Economics drives Engineering.

 

[Subsea]

Mulm's the word.

As for the skimmer-macro comparison, here is my blurb on it...

The easiest way to compare scrubbers to skimmers is to think about food. Food is "organic" and should not to be confused with human food "organic non-gmo food etc" that you eat.

Nutrients, However are "inorganic", and should not be confused with human food nutrients that you eat.

Scrubbers remove inorganics from the water: ammonia, nitrite, nitrate, phosphate, CO2, copper, etc, but do not remove food particles.

Scrubbers add organics to the water: Glucose, amino acids, vitamin C, etc. Oxygen and copepods too.

Protein skimmers, however, do the opposite. That's why they have the word "protein" in the name.

Skimmers remove food particles and copepods from the water, but do not remove ammonia, nitrite, nitrate, phosphate, CO2, copper, etc.

Skimmers add oxygen to the water.

So the only thing in common is that scrubbers and skimmers both add oxygen to thfe water.

kudoes to this post. That’s why I don’t use foam fractionators, they remove food for microbial loop.

 

[Adam1985]

[For this gas exchange purpose though we’d have no tops and bottoms products but rather one air feed and outlet and one water feed and outlet. If going this route we would feed the input air at the bottom of the column and the water from the top, countercurrent. Bio balls or whatnot should thrive if used. Also you’ll get a small amount of evaporative cooling which depending on your situation might be a minor benefit.]

@ADAM 1985
When I operated 10K gallon mariculture in greenhouse, I used counter flow degassers using bioballs. Depending on humidity of upflow air, much evaporative cooling took place during Texas summer days which was very beneficial at maintaining < 80 degrees during
> 100 degree afternoons. Mornings started out at 90% humidity.
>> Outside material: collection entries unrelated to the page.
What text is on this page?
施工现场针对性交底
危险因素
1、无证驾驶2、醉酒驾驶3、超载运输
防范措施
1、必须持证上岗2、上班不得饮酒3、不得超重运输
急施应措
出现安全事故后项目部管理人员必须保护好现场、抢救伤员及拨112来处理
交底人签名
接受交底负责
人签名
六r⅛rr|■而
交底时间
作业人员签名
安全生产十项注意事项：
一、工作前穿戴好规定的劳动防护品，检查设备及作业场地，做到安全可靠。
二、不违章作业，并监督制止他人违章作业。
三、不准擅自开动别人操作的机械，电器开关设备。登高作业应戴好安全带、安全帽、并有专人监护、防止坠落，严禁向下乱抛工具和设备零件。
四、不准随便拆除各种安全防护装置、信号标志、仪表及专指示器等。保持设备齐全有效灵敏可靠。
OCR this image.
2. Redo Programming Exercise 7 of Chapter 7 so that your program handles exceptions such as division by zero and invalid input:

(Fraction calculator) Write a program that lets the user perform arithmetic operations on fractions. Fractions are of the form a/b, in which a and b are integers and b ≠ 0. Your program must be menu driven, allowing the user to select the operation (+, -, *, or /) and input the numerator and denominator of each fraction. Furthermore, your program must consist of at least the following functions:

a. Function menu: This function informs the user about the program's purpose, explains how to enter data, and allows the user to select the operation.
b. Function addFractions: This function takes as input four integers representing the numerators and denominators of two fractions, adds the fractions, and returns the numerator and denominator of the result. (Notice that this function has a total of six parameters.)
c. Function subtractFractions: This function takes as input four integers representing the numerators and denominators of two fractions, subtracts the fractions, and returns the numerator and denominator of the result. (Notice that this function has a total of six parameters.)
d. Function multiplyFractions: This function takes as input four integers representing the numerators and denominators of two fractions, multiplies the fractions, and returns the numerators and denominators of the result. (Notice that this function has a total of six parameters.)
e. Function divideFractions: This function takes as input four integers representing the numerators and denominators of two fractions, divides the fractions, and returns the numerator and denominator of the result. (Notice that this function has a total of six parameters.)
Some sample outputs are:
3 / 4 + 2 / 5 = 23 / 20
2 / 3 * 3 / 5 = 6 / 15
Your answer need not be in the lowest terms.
By noon when humidity dropped below 50%, cooling fans came on. By late afternoon with humidity
< 30%, evaporation required between 100-150G of make up each day.

Thermodynamics 101:
When 1 lb of water evaporates 1000 BTU of cooling takes place. At 8.5 lbs/gallon times 1000 BTU/lb times 100G the total evaporative cooling in a 6 hour time period equals 850,000 BTU. Round this number off to 1,000,000 BTU cooling using 300W water pump and 400W air compressor. So, 1 hp of electricity in 6 hours produced 1M BTU of cooling that’s 166,667 BTU/Hr. One ton of refrigeration electricity cools 12,500 BTU/Hr. So doing the math shows that evaporative cooling in aquaculture is 13.3 fold more efficient than using refrigeration cooling.

Economics drives Engineering.

Fully agree and that’s a cool real life example. Economics definitely drives engineering. Better, faster, safer, cheaper lol!

Actually I believe economic principles essentially drive most human actions when looked at from their most basic tenets.